Как личность в своей «отдельности», обособленности — не есть подлинная личность, поскольку обречена на «непримиримый внутренний разлад», так и отдельные способности человеческого естества (разум, воля, чувство) бесплодны или опрометчивы до и помимо своего, нравственно-религиозно окрашенного, согласия в Духе Божием, Который, в свою очередь, «доступен только полноте человеческого духа под вдохновением благодати»11.

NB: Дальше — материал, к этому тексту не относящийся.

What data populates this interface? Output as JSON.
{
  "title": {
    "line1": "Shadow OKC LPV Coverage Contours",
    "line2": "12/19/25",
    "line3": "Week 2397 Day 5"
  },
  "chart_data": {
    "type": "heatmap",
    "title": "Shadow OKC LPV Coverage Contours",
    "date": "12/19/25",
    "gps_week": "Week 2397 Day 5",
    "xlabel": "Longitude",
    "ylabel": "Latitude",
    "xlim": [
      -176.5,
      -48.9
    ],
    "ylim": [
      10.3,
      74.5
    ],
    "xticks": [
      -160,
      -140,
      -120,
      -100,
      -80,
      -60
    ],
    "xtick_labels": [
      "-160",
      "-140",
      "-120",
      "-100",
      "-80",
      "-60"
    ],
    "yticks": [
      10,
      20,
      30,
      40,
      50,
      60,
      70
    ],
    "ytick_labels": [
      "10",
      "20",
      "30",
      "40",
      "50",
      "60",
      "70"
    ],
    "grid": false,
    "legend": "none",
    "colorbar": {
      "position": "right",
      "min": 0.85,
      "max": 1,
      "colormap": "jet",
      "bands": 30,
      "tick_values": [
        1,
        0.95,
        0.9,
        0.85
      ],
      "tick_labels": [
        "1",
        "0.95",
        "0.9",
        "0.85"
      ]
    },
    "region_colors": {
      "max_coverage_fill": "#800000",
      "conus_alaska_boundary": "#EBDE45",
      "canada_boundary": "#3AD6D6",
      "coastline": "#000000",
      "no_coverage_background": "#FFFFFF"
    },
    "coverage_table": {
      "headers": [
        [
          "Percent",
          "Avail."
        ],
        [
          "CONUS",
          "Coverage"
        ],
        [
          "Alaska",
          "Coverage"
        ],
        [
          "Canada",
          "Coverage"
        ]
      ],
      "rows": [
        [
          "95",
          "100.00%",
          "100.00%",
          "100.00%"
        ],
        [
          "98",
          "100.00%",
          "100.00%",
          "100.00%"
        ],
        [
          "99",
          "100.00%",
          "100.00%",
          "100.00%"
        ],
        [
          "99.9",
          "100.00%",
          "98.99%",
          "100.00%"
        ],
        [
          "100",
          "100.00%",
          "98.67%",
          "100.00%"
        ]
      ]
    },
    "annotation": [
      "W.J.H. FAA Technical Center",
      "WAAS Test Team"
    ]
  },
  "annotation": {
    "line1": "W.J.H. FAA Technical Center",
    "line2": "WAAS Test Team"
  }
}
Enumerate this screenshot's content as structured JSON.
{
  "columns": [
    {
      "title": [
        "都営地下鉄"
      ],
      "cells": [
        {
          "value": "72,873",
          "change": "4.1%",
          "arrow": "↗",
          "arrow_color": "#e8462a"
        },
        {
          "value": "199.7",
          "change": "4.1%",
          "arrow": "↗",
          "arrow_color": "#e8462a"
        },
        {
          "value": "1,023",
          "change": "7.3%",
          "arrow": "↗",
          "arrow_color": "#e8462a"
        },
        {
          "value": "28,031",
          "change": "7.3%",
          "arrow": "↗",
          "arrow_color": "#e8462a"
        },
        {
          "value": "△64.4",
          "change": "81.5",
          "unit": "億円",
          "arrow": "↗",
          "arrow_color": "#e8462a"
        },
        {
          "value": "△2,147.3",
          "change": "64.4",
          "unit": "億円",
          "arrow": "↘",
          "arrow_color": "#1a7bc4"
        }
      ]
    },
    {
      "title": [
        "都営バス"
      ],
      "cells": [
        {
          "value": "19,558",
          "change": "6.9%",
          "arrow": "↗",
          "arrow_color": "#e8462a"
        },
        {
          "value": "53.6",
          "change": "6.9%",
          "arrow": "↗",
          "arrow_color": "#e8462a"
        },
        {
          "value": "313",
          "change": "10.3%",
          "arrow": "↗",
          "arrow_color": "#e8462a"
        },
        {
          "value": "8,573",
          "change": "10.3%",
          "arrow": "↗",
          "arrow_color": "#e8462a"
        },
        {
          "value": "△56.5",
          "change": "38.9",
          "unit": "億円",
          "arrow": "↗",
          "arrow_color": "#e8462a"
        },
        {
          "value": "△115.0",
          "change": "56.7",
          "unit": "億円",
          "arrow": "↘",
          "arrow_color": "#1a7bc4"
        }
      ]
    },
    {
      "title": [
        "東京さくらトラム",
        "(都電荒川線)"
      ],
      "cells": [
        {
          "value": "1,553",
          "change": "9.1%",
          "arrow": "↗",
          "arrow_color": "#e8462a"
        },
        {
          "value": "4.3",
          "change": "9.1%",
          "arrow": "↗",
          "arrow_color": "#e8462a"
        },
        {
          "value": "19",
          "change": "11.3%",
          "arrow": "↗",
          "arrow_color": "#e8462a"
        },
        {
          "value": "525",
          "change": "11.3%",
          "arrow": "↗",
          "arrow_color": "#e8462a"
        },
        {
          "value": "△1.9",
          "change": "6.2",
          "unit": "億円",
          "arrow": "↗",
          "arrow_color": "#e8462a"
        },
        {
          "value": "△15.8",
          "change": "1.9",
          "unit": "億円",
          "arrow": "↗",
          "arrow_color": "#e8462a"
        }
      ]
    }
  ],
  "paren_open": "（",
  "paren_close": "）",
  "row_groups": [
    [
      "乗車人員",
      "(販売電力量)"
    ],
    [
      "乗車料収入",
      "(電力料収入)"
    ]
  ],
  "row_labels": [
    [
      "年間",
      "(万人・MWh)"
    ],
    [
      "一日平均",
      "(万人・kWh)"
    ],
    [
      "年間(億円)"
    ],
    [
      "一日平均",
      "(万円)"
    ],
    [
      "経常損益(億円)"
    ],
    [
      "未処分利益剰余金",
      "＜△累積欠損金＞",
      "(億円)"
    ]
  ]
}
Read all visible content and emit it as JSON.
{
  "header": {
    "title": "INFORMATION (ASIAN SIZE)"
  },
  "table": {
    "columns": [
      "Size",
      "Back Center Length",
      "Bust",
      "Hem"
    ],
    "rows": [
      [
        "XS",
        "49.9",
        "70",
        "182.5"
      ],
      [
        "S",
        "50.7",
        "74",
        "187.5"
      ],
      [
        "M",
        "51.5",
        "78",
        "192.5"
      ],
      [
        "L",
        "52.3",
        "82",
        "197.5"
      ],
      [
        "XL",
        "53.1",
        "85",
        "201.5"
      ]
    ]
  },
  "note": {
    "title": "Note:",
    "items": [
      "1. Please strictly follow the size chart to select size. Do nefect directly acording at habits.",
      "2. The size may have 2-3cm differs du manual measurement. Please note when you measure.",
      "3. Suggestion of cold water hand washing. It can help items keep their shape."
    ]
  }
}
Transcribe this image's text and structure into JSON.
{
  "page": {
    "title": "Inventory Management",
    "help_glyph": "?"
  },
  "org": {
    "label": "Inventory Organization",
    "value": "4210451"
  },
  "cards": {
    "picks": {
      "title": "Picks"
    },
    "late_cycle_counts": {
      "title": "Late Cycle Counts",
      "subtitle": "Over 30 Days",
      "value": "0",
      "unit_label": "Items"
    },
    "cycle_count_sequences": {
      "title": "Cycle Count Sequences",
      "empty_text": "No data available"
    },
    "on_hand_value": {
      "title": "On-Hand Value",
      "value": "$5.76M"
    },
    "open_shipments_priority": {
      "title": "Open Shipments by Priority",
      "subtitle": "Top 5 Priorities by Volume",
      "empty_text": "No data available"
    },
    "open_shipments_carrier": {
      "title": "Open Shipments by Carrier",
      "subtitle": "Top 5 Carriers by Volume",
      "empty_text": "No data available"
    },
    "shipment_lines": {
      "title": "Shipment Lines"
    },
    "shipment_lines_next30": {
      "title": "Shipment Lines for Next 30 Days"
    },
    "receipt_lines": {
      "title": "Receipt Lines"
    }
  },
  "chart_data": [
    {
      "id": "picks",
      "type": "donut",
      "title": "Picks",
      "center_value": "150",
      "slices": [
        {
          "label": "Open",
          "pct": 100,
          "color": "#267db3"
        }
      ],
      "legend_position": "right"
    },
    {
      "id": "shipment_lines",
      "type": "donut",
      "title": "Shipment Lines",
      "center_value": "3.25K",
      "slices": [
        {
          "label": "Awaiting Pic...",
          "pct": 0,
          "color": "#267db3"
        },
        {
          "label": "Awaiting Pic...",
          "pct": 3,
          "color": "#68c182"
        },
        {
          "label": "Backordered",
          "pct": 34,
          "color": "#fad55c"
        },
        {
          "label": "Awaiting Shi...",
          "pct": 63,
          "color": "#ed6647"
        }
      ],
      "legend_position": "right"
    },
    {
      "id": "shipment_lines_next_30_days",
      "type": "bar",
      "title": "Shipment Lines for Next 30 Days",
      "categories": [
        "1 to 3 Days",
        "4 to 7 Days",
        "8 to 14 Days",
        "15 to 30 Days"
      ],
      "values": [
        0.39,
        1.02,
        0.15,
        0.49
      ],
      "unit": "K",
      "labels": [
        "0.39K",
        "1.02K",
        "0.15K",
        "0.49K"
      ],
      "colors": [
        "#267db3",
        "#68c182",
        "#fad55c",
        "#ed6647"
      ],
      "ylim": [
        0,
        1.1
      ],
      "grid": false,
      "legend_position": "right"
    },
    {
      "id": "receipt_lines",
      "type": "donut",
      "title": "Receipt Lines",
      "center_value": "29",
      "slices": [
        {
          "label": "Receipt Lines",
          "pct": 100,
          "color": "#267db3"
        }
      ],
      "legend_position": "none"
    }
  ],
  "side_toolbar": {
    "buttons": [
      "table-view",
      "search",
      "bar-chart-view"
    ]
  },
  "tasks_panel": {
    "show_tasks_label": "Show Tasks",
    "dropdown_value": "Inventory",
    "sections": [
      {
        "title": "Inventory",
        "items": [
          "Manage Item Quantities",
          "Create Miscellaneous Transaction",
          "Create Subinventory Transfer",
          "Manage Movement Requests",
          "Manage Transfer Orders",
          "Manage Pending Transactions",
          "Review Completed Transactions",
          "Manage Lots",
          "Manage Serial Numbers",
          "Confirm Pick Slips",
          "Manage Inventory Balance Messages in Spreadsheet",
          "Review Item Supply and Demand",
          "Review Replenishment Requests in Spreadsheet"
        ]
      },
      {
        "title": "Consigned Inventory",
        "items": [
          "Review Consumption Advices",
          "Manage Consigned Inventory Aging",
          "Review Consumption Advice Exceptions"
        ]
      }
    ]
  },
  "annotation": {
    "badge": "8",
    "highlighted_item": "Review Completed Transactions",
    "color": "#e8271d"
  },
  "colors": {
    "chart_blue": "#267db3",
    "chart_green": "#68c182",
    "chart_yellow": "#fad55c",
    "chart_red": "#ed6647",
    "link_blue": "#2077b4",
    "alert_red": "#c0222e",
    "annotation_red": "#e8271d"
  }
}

Познание Бога, как и всякое истинное познание, согласно А. С. Хомякову, существенно кафолично. «Мысль всей Церкви, — пишет он, — образуется гармоничным слиянием мыслей личных, просвещенных Божественною благодатью»12. Кафолич-ность в горизонтальном, межчеловеческом измерении отзывается и находит для себя соответствие и в измерении вертикальном (во внутриличностном устроении). Так, с одной стороны, «из всемирных законов волящего разума или разумеющей воли (ибо таково определение самого духа) первым, высшим, совершеннейшим является неискаженной душе закон любви. <…> Общение любви не только полезно, но вполне необходимо для постижения истины, и постижение истины на ней зиждется и без нее невозможно. Недоступная для отдельного мышления, истина доступна только совокупности мышлений, связанных любовью»13.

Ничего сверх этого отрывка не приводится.